I read the words “Portable Faith” intended as a disparagement recently. It was an emerging church commenter criticising seeker-friendly and megachurches. I imagine the point was to emphasize the importance of community, and to take a swipe at church-shoppers seeking entertainment.
But people move to other locations for good reason, and we might hope that Christians who do so have a portable faith. It seems rather a compliment than an insult. People who leave a fellowship for another city but “never quite get connected” to a church in their new home are a sadness for us.
And yes, emergents, such things are a testimony to the importance of community; we likely value our jobs too much and our fellowships too little in making a decision to move. Yet the reality – the decentralized, globally-connected reality, as you might note – is that people do move, and often. If we cannot give them a portable faith, then we have perhaps given them little. If our communities are to be the Body of Christ, they must rise above mere nostalgia for the stability of persons in an earlier era. I don’t say that any current Christian communities are a mere nostalgiac re-creation, but that such a danger will always be before us.
When we move our belongings, we throw some things away as inessential. Some things can be easily replaced at the new location, others we find are less important to us than previously once we come to the pinch of inconvenience of packing and transport. Some things will be unusable in the new locale, however much we might miss them.
We do the same with our cultures, and America is the largest repository of data of what people do with their culture when they leave one place to go to another. Whether people came friendless and alone or as part of an intact community transplanting to the New World, they left parts of their culture behind, but tried to cling to what was essential. What we have in America is stripped-down Italian culture, stripped-down eastern European Judaism, stripped-down Cambodian culture, stripped-down Catholicism. Most of our families then moved again, sometimes every generation or two. Now people move many times in a lifetime, preserving a little less of our previous culture, and mixing it with other transplants. We often preserved some oddities as essential,that the sending culture abandoned.
Perhaps this is why the Four Spiritual Laws/revivalist/sinners prayer theology took root here more than other places. It was certainly more common in the frontier cultures. When you can’t bring the community, or the building, the candlesticks, or the organ, or even that many books, you carry the concepts.
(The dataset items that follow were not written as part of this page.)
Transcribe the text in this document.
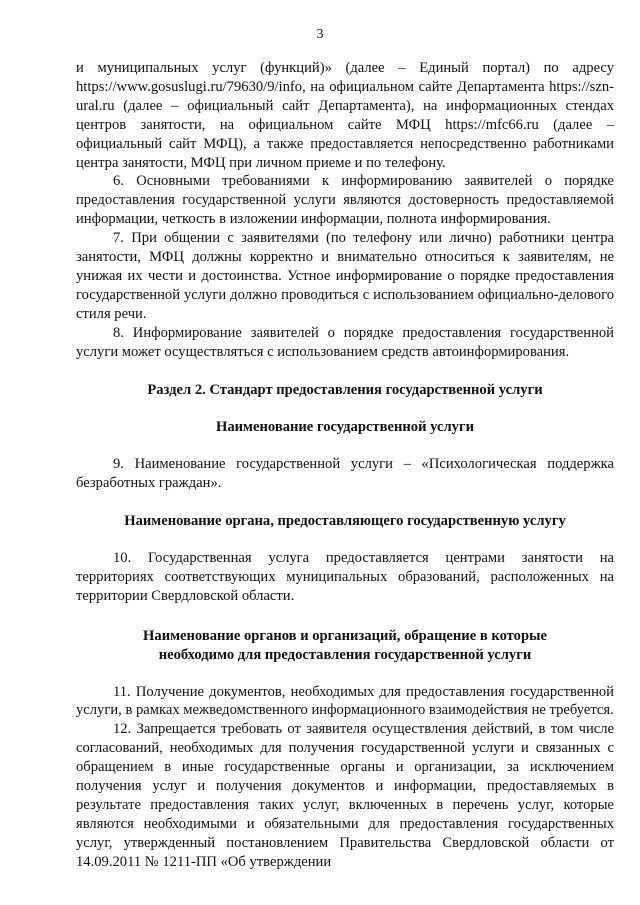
3

и муниципальных услуг (функций)» (далее – Единый портал) по адресу https://www.gosuslugi.ru/79630/9/info, на официальном сайте Департамента https://szn-ural.ru (далее – официальный сайт Департамента), на информационных стендах центров занятости, на официальном сайте МФЦ https://mfc66.ru (далее – официальный сайт МФЦ), а также предоставляется непосредственно работниками центра занятости, МФЦ при личном приеме и по телефону.

6. Основными требованиями к информированию заявителей о порядке предоставления государственной услуги являются достоверность предоставляемой информации, четкость в изложении информации, полнота информирования.

7. При общении с заявителями (по телефону или лично) работники центра занятости, МФЦ должны корректно и внимательно относиться к заявителям, не унижая их чести и достоинства. Устное информирование о порядке предоставления государственной услуги должно проводиться с использованием официально-делового стиля речи.

8. Информирование заявителей о порядке предоставления государственной услуги может осуществляться с использованием средств автоинформирования.

Раздел 2. Стандарт предоставления государственной услуги

Наименование государственной услуги

9. Наименование государственной услуги – «Психологическая поддержка безработных граждан».

Наименование органа, предоставляющего государственную услугу

10. Государственная услуга предоставляется центрами занятости на территориях соответствующих муниципальных образований, расположенных на территории Свердловской области.

Наименование органов и организаций, обращение в которые

необходимо для предоставления государственной услуги

11. Получение документов, необходимых для предоставления государственной услуги, в рамках межведомственного информационного взаимодействия не требуется.

12. Запрещается требовать от заявителя осуществления действий, в том числе согласований, необходимых для получения государственной услуги и связанных с обращением в иные государственные органы и организации, за исключением получения услуг и получения документов и информации, предоставляемых в результате предоставления таких услуг, включенных в перечень услуг, которые являются необходимыми и обязательными для предоставления государственных услуг, утвержденный постановлением Правительства Свердловской области от 14.09.2011 № 1211-ПП «Об утверждении
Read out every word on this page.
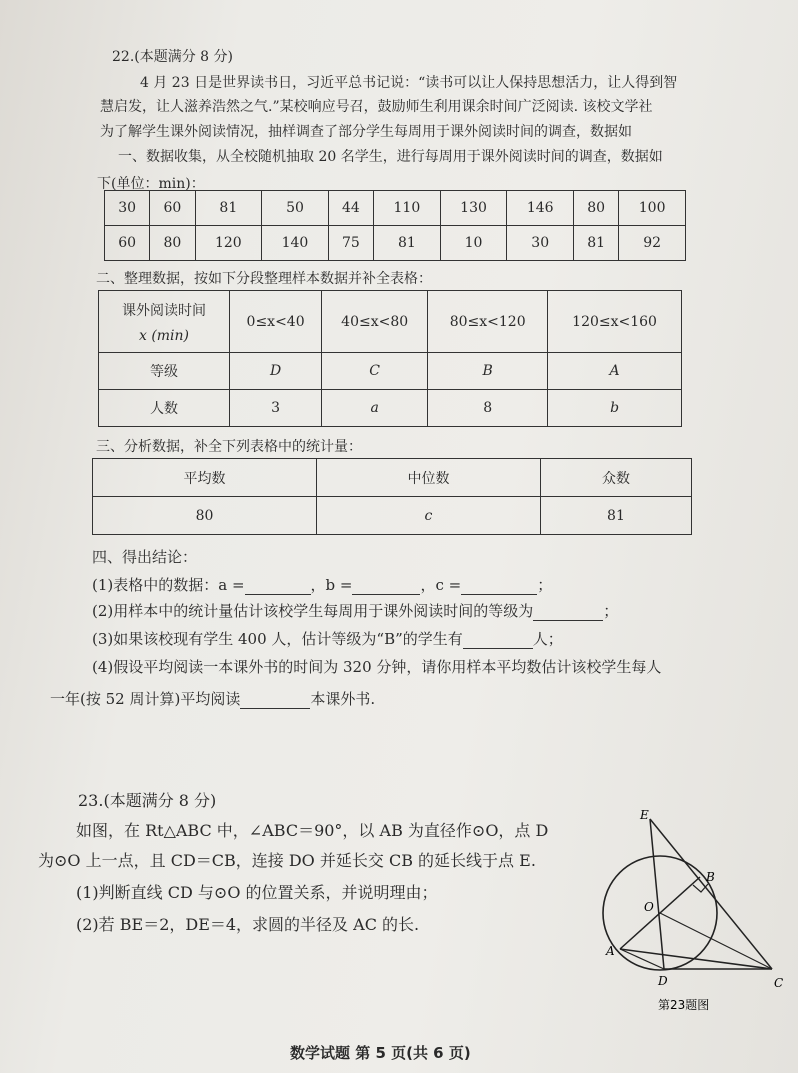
22.(本题满分 8 分)
4 月 23 日是世界读书日，习近平总书记说：“读书可以让人保持思想活力，让人得到智
慧启发，让人滋养浩然之气.”某校响应号召，鼓励师生利用课余时间广泛阅读. 该校文学社
为了解学生课外阅读情况，抽样调查了部分学生每周用于课外阅读时间的调查，数据如
一、数据收集，从全校随机抽取 20 名学生，进行每周用于课外阅读时间的调查，数据如
下(单位：min)：
30	60	81	50	44	110	130	146	80	100
60	80	120	140	75	81	10	30	81	92
二、整理数据，按如下分段整理样本数据并补全表格：
课外阅读时间
x (min)	0≤x<40	40≤x<80	80≤x<120	120≤x<160
等级	D	C	B	A
人数	3	a	8	b
三、分析数据，补全下列表格中的统计量：
平均数	中位数	众数
80	c	81
四、得出结论：
(1)表格中的数据：a =	，b =	，c =	；
(2)用样本中的统计量估计该校学生每周用于课外阅读时间的等级为	；
(3)如果该校现有学生 400 人，估计等级为“B”的学生有	人；
(4)假设平均阅读一本课外书的时间为 320 分钟，请你用样本平均数估计该校学生每人
一年(按 52 周计算)平均阅读	本课外书.
23.(本题满分 8 分)
如图，在 Rt△ABC 中，∠ABC＝90°，以 AB 为直径作⊙O，点 D
为⊙O 上一点，且 CD＝CB，连接 DO 并延长交 CB 的延长线于点 E.
(1)判断直线 CD 与⊙O 的位置关系，并说明理由；
(2)若 BE＝2，DE＝4，求圆的半径及 AC 的长.
E
B
O
A
D	C
第23题图
数学试题 第 5 页(共 6 页)
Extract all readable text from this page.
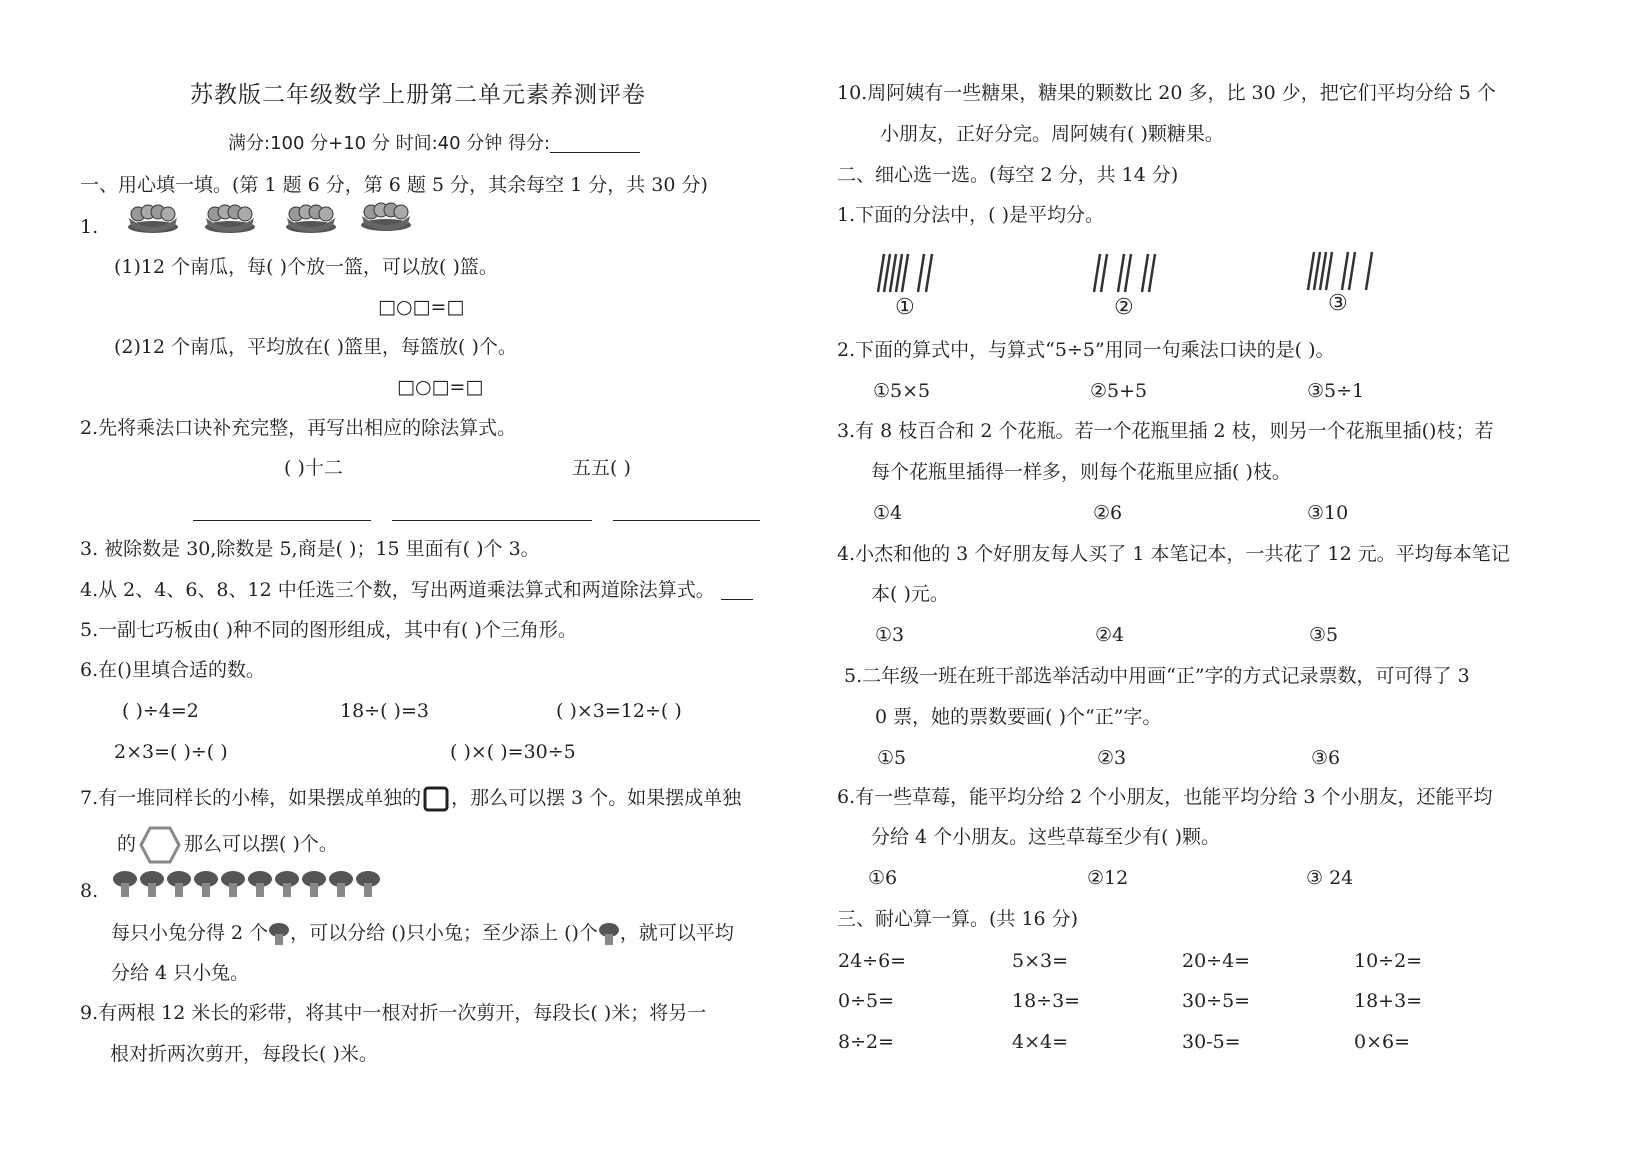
苏教版二年级数学上册第二单元素养测评卷
满分:100 分+10 分 时间:40 分钟 得分:
一、用心填一填。(第 1 题 6 分，第 6 题 5 分，其余每空 1 分，共 30 分)
1.
(1)12 个南瓜，每( )个放一篮，可以放( )篮。
□○□=□
(2)12 个南瓜，平均放在( )篮里，每篮放( )个。
□○□=□
2.先将乘法口诀补充完整，再写出相应的除法算式。
( )十二	五五( )
3. 被除数是 30,除数是 5,商是( )；15 里面有( )个 3。
4.从 2、4、6、8、12 中任选三个数，写出两道乘法算式和两道除法算式。
5.一副七巧板由( )种不同的图形组成，其中有( )个三角形。
6.在()里填合适的数。
( )÷4=2	18÷( )=3	( )×3=12÷( )
2×3=( )÷( )	( )×( )=30÷5
7.有一堆同样长的小棒，如果摆成单独的 ，那么可以摆 3 个。如果摆成单独
的	那么可以摆( )个。
8.
每只小兔分得 2 个 ，可以分给 ()只小兔；至少添上 ()个 ，就可以平均
分给 4 只小兔。
9.有两根 12 米长的彩带，将其中一根对折一次剪开，每段长( )米；将另一
根对折两次剪开，每段长( )米。
10.周阿姨有一些糖果，糖果的颗数比 20 多，比 30 少，把它们平均分给 5 个
小朋友，正好分完。周阿姨有( )颗糖果。
二、细心选一选。(每空 2 分，共 14 分)
1.下面的分法中，( )是平均分。
①	②	③
2.下面的算式中，与算式“5÷5”用同一句乘法口诀的是( )。
①5×5	②5+5	③5÷1
3.有 8 枝百合和 2 个花瓶。若一个花瓶里插 2 枝，则另一个花瓶里插()枝；若
每个花瓶里插得一样多，则每个花瓶里应插( )枝。
①4	②6	③10
4.小杰和他的 3 个好朋友每人买了 1 本笔记本，一共花了 12 元。平均每本笔记
本( )元。
①3	②4	③5
5.二年级一班在班干部选举活动中用画“正”字的方式记录票数，可可得了 3
0 票，她的票数要画( )个“正”字。
①5	②3	③6
6.有一些草莓，能平均分给 2 个小朋友，也能平均分给 3 个小朋友，还能平均
分给 4 个小朋友。这些草莓至少有( )颗。
①6	②12	③ 24
三、耐心算一算。(共 16 分)
24÷6=	5×3=	20÷4=	10÷2=
0÷5=	18÷3=	30÷5=	18+3=
8÷2=	4×4=	30-5=	0×6=
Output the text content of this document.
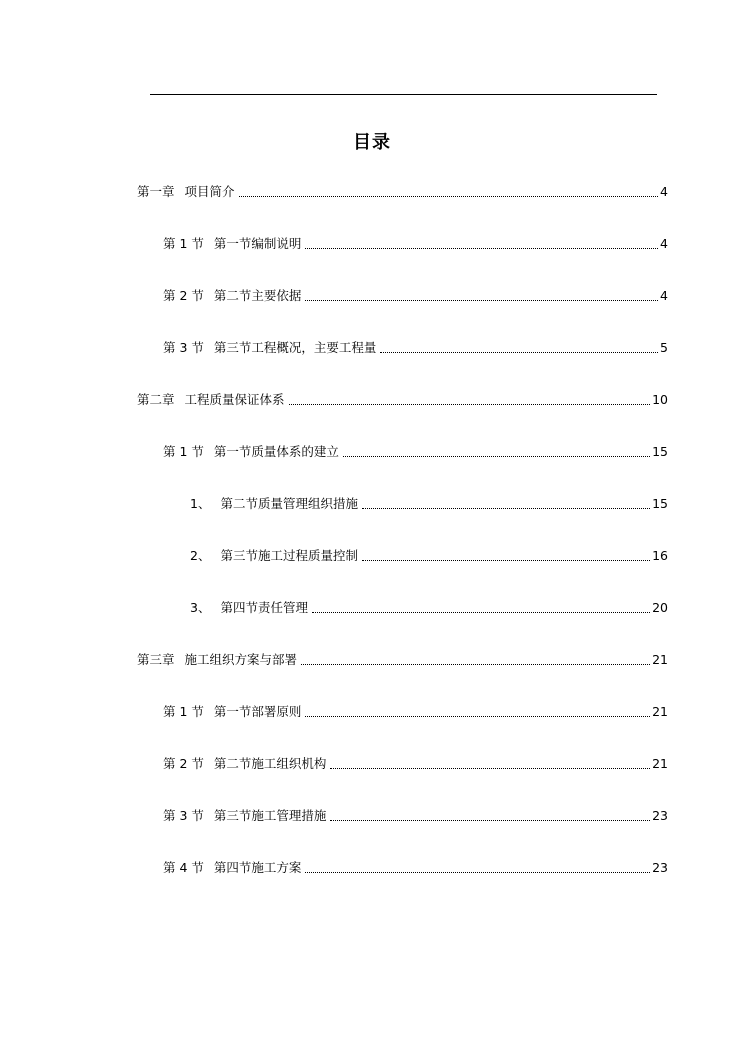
目录
第一章 项目简介	4
第 1 节 第一节编制说明	4
第 2 节 第二节主要依据	4
第 3 节 第三节工程概况，主要工程量	5
第二章 工程质量保证体系	10
第 1 节 第一节质量体系的建立	15
1、 第二节质量管理组织措施	15
2、 第三节施工过程质量控制	16
3、 第四节责任管理	20
第三章 施工组织方案与部署	21
第 1 节 第一节部署原则	21
第 2 节 第二节施工组织机构	21
第 3 节 第三节施工管理措施	23
第 4 节 第四节施工方案	23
After your people have moved on to another region six times, that gospel is pretty much a stripped-down version. That is both its strength and its weakness.
When you strip a language down to its bare minimum for communication, it starts acquiring complexities almost immediately. Pidgin-languages are not static, and develop rapidly into languages of full complexity on their own. English was a stripped-down Germanic language, losing a lot of its endings and conjugations as it moved to the British Isles and was learned as a second language by Celts and Scandinavians. But it developed its own subtleties immediately and was incomprehensible to Germanic tribes arriving two centuries later. When the Normans conquered England, more Germanic stuff got stripped off, while French and Latin stuff got added on at the same time. We still call English a Germanic language because its bare framework is German, even though far more of our words come from French and Latin.
The American churches show much the same thing. The Gospel was stripped down for portability, but everywhere it went it developed added complexities. Hundreds of small denominations and cults sprang up in America, and most were based off a stripped-down Protestantism: 1) Repent and know Jesus 2) Refer directly to Bible for all other questions. Each has its own idiosyncracies which rapidly come to seem essential to those within. We can rightly deplore the many splits and competitions in the Body of Christ, but there is a more benign explanation as well. Each of these splinters is a re-expression of the simplified gospel in a new community.
Even those groups with a strong denominational identity displayed this in less intense form. In the middle of the 20th Century there were a dozen variations of being Lutheran, a dozen types of Methodist, and a hundred types of Baptist. Even Catholicism looked different in Irish, Italian, Polish, French-Canadian, or Hispanic expressions, though there was more unity than among the Protestants. Each retained some distinctives of its parent group, yet acquired its own variations.
When communication went national and transportation made moving even easier, there was some tendency for the church to atomise further. But even stronger was the urge to regather, it seems, and what all these American Christians had in common was the stripped-down gospel. Welcome, non-denominational churches, which provide the church experience without requiring a lot of up-front doctrine. Welcome also parachurch ministries, each focussed not on doctrines but on actions: sending Bibles, improving marriages, feeding the hungry.
The similarity of these churches to each other provokes contempt in some, who liken them to chain restaurants or department stores. That analogy is going to be worth a whole post in itself.
In the meantime, consider the tension between churches like shops, which have distinctive identities and thus naturally appeal to some more than others, and churches like shopping malls, which appeal to as many as possible. Our instincts tell us we would much prefer the warmth and community atmosphere of shops; yet our collective behavior says otherwise.